Se você receber um aviso de encerramento de contrato com retenção de saldo em 2026, o banco deve informar o motivo, ainda que de forma genérica, e o prazo exato para a liberação dos fundos. Caso o período estipulado pareça excessivo ou impeça o pagamento de contas essenciais, a busca por orientação jurídica é o caminho indicado para acelerar a restituição através de liminares.

O caso julgado contra o PagBank demonstra que o contrato não é absoluto quando fere leis de proteção ao consumidor. O equilíbrio entre a segurança do sistema bancário e o direito de propriedade do cliente deve ser mantido.
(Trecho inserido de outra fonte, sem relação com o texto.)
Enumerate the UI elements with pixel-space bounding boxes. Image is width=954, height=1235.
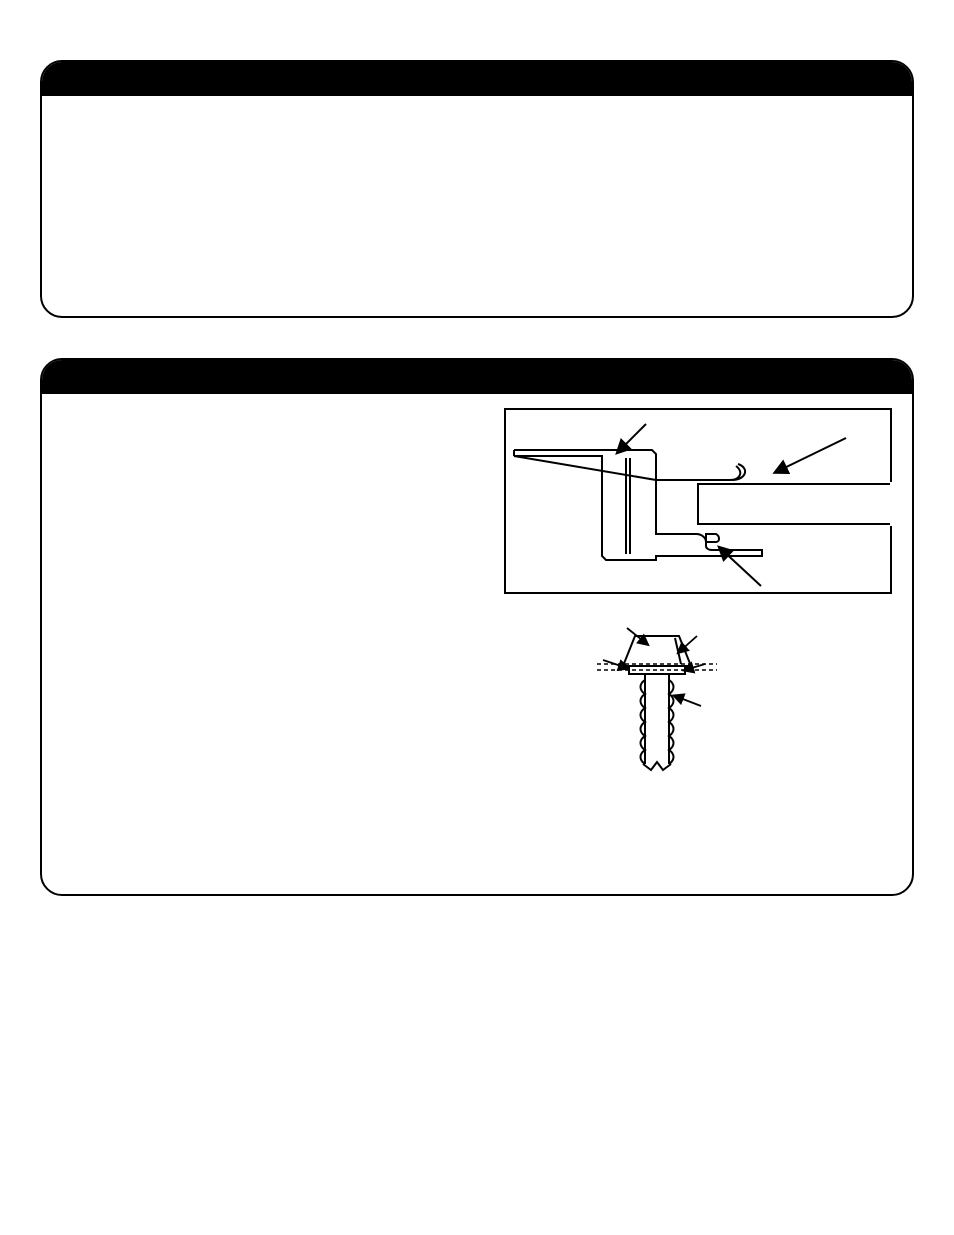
page: [0, 0, 954, 1235]
arrow-bottom: [720, 548, 761, 586]
panel-2-body: [42, 394, 912, 894]
panel-2: [40, 358, 914, 896]
profile-crosssection-figure: [504, 408, 892, 594]
panel-open-edge-mask: [890, 482, 894, 526]
panel-1-header-bar: [42, 62, 912, 96]
arrow-top-left: [618, 424, 646, 452]
screw-thread-right: [669, 680, 674, 764]
panel-1-body: [42, 96, 912, 316]
arrow-top-right: [776, 438, 846, 472]
screw-detail-svg: [597, 624, 717, 784]
inserted-panel-rect: [698, 484, 894, 524]
lower-clip-notch: [706, 534, 719, 542]
screw-detail-figure: [597, 624, 717, 784]
profile-outline-path: [514, 450, 762, 560]
panel-2-header-bar: [42, 360, 912, 394]
profile-crosssection-svg: [506, 410, 894, 596]
panel-1: [40, 60, 914, 318]
screw-break-line: [643, 762, 671, 770]
screw-arrow-5: [675, 696, 701, 706]
screw-thread-left: [641, 680, 646, 764]
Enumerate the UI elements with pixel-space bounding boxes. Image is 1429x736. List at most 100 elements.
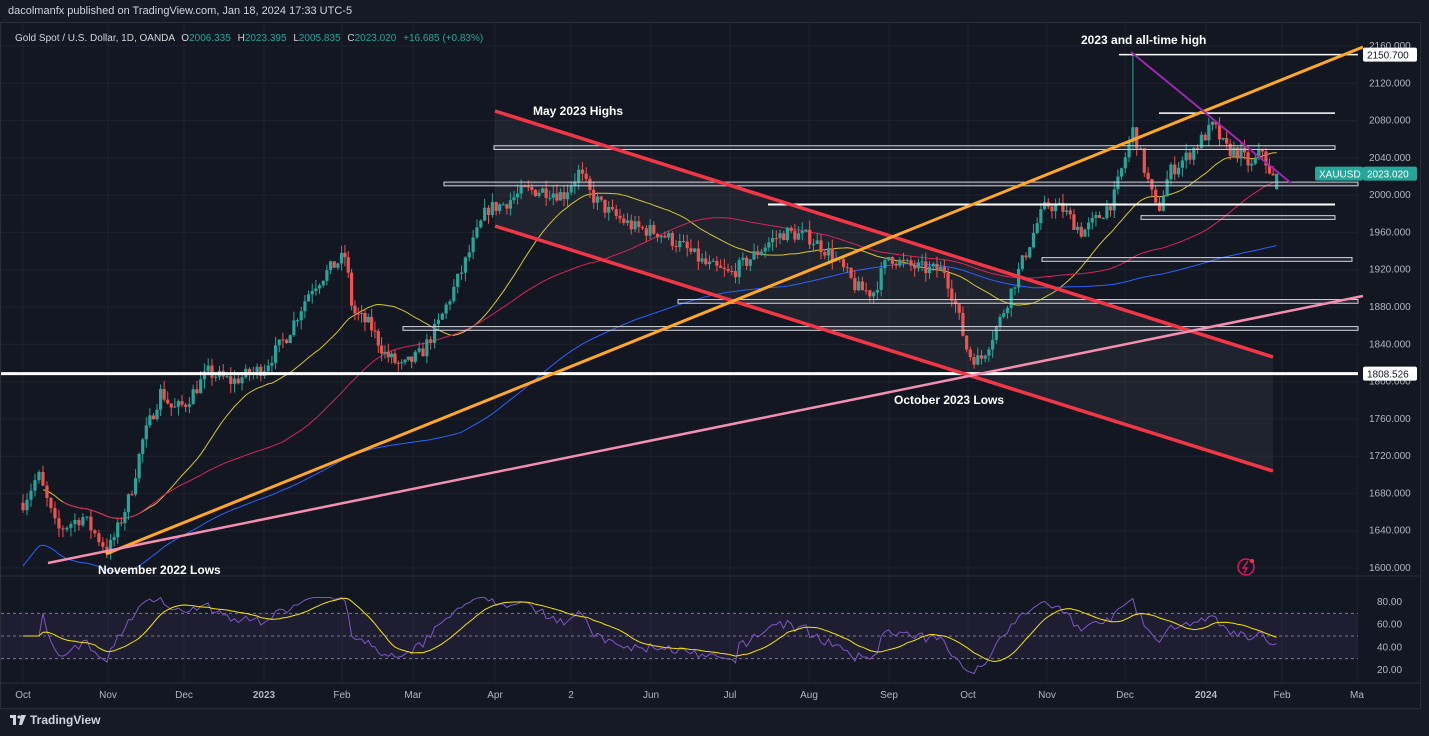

A condenação parcial reconhece que, embora o banco possa investigar, ele responde pelos danos causados pela demora excessiva em concluir suas verificações internas.

  • Transparência: Bancos devem ser claros sobre o que motiva uma suspeita de irregularidade.
  • Dano Moral: O valor da indenização serve como medida pedagógica para que o banco agilize seus processos.
  • Boa-fé Objetiva: Espera-se que a instituição resolva conflitos de segurança no menor tempo possível.
  • Impenhorabilidade: Valores destinados à subsistência ou pequenos negócios possuem proteção especial da lei.

O que esperar das relações com bancos digitais em 2026?

A digitalização total dos serviços financeiros trouxe agilidade, mas também novos desafios de segurança. O aumento nas tentativas de golpes faz com que as instituições automatizem bloqueios preventivos. No entanto, a sentença do TJMA deixa claro que a tecnologia deve servir para agilizar a segurança, e não para criar entraves burocráticos que perdurem por meses sem uma conclusão lógica.

Na minha visão, o amadurecimento das leis de trânsito bancário em 2026 forçará as Fintechs a serem mais eficientes em seus departamentos de conformidade (compliance). O consumidor está mais consciente de seus direitos e as plataformas de reclamação tornaram-se ferramentas poderosas de pressão. A transparência na comunicação entre banco e cliente é a única via para evitar litígios custosos e danos à reputação das marcas.